O, come Frisell descrive la sua stella polare oggi 86enne: “un eroe… insegnante, mentore, amico, immaginatore, ispiratore, apriporta, edificatore, pensatore positivo, armonizzatore entusiasta”. Il programma attinge dal ricco repertorio di Frisell, con composizioni di suo pugno tanto spesso visitate (“Strange Meeting“, “Monica Jane”…) a condividere lo spazio con i suoi standard e brani tradizionali preferiti, tra cui “Lush Life” di Billy Strayhorn, “Beautiful Dreamer” di Stephen Foster e l’inno di protesta “We Shall Overcome“, di cui ha dato una lettura trionfale ed elettrizzante nella seduta italiana. Due diverse interpretazioni di “Doom” di Ron Carter – che gli appassionati di jazz riconosceranno come “Mood”, dall’album E.S.P di Miles Davis – raggiungono livelli degni di Bernard Herrmann come atmosfera a forti tinte noir, al pari dell’ouverture di Gibbs, “Nocturne Vulgaire“.

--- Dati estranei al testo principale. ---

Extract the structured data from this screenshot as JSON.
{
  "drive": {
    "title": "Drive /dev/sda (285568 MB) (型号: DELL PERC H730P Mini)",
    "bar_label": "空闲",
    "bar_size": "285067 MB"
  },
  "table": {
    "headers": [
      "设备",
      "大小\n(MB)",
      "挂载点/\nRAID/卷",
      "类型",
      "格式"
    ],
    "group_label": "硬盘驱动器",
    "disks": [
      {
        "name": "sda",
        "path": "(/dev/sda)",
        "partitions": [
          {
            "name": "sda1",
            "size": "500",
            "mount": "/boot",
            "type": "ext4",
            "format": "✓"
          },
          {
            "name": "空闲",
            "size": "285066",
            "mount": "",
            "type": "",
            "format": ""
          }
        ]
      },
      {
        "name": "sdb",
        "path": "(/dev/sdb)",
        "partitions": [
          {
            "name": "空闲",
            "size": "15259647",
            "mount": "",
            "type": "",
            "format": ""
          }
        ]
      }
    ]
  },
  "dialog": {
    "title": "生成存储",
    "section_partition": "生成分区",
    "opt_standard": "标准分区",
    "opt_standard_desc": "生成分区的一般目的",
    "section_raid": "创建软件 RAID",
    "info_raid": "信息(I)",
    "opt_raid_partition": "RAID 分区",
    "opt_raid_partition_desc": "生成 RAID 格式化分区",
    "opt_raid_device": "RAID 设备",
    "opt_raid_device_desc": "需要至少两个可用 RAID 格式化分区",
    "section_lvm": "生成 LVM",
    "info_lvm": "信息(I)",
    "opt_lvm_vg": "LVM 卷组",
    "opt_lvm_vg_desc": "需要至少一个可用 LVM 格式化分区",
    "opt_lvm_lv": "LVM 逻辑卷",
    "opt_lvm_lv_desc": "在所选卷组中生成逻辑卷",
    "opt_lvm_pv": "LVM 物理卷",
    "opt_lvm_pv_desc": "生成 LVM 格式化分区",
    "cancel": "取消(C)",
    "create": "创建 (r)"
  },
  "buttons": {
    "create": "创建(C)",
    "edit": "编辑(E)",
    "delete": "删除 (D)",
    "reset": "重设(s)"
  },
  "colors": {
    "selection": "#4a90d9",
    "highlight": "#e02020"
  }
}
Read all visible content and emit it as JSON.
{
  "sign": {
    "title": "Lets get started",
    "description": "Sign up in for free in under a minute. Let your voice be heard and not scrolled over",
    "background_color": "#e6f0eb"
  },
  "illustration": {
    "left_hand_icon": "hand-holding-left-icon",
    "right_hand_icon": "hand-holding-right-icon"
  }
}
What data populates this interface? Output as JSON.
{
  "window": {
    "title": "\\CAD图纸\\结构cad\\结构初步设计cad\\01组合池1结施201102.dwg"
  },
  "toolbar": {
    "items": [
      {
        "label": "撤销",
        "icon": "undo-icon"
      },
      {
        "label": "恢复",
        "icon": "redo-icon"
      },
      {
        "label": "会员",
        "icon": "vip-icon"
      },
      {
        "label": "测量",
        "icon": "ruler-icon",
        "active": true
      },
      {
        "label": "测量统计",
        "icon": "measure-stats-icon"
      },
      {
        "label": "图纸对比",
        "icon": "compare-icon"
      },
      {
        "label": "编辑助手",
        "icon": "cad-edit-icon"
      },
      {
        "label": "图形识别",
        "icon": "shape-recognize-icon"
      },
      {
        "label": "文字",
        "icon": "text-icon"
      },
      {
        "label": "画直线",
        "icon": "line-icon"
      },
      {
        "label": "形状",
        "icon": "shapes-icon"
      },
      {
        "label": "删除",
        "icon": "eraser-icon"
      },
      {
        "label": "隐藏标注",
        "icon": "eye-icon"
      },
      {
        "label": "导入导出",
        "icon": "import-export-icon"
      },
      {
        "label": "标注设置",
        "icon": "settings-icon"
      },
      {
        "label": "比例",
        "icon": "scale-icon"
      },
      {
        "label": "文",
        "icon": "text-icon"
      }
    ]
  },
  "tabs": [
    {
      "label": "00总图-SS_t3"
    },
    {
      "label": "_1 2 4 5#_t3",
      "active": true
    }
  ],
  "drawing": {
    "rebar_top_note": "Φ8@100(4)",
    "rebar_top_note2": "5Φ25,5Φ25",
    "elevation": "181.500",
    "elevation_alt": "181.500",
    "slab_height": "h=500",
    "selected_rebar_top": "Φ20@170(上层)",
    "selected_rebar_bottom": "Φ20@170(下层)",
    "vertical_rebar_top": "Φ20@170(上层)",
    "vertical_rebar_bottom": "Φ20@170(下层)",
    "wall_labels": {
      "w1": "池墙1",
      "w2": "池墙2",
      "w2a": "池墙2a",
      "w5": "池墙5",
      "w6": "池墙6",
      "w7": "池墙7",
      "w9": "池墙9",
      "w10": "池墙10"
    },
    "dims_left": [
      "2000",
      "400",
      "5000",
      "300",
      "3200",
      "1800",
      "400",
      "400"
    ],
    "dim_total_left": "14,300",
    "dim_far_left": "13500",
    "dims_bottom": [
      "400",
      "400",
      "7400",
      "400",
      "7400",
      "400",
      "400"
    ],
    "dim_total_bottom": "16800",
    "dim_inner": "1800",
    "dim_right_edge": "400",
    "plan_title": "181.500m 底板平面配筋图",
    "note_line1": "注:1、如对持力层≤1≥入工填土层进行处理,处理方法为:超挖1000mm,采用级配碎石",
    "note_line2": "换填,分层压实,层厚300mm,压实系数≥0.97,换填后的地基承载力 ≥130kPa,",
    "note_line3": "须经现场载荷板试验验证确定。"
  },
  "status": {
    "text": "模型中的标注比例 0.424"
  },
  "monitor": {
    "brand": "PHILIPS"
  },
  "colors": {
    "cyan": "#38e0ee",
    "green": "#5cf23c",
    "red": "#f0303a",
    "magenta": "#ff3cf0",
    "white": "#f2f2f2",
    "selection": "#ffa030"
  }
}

L’arrangiamento di Gibbs di “Sweet Rain“, registrato in Belgio, funziona in perfetta sintonia con il suono ‘di porcellana’ tipico di Frisell nel conseguire un effetto da cinema classico, come a dover accompagnare un nuovo film di Hitchcock o di Fritz Lang. In tutti i capitoli che compongono Orchestras, il flusso reciproco di influenza e ammirazione tra Frisell e Gibbs è palpabile. Per cominciare, la dedizione e la comprensione di Gibbs per i musicisti per cui sta scrivendo gli dà la possibilità di fare leva sulla loro personalità, sul loro modo di armonizzare, sul loro suono (in una parola: sulla loro estetica) per dare forma ai suoi arrangiamenti. “Quando mi ascolta”, dice Frisell, “riesce a percepire gli armonici di ciò che sto suonando, e riesce così ad espandere le mie sonorità”.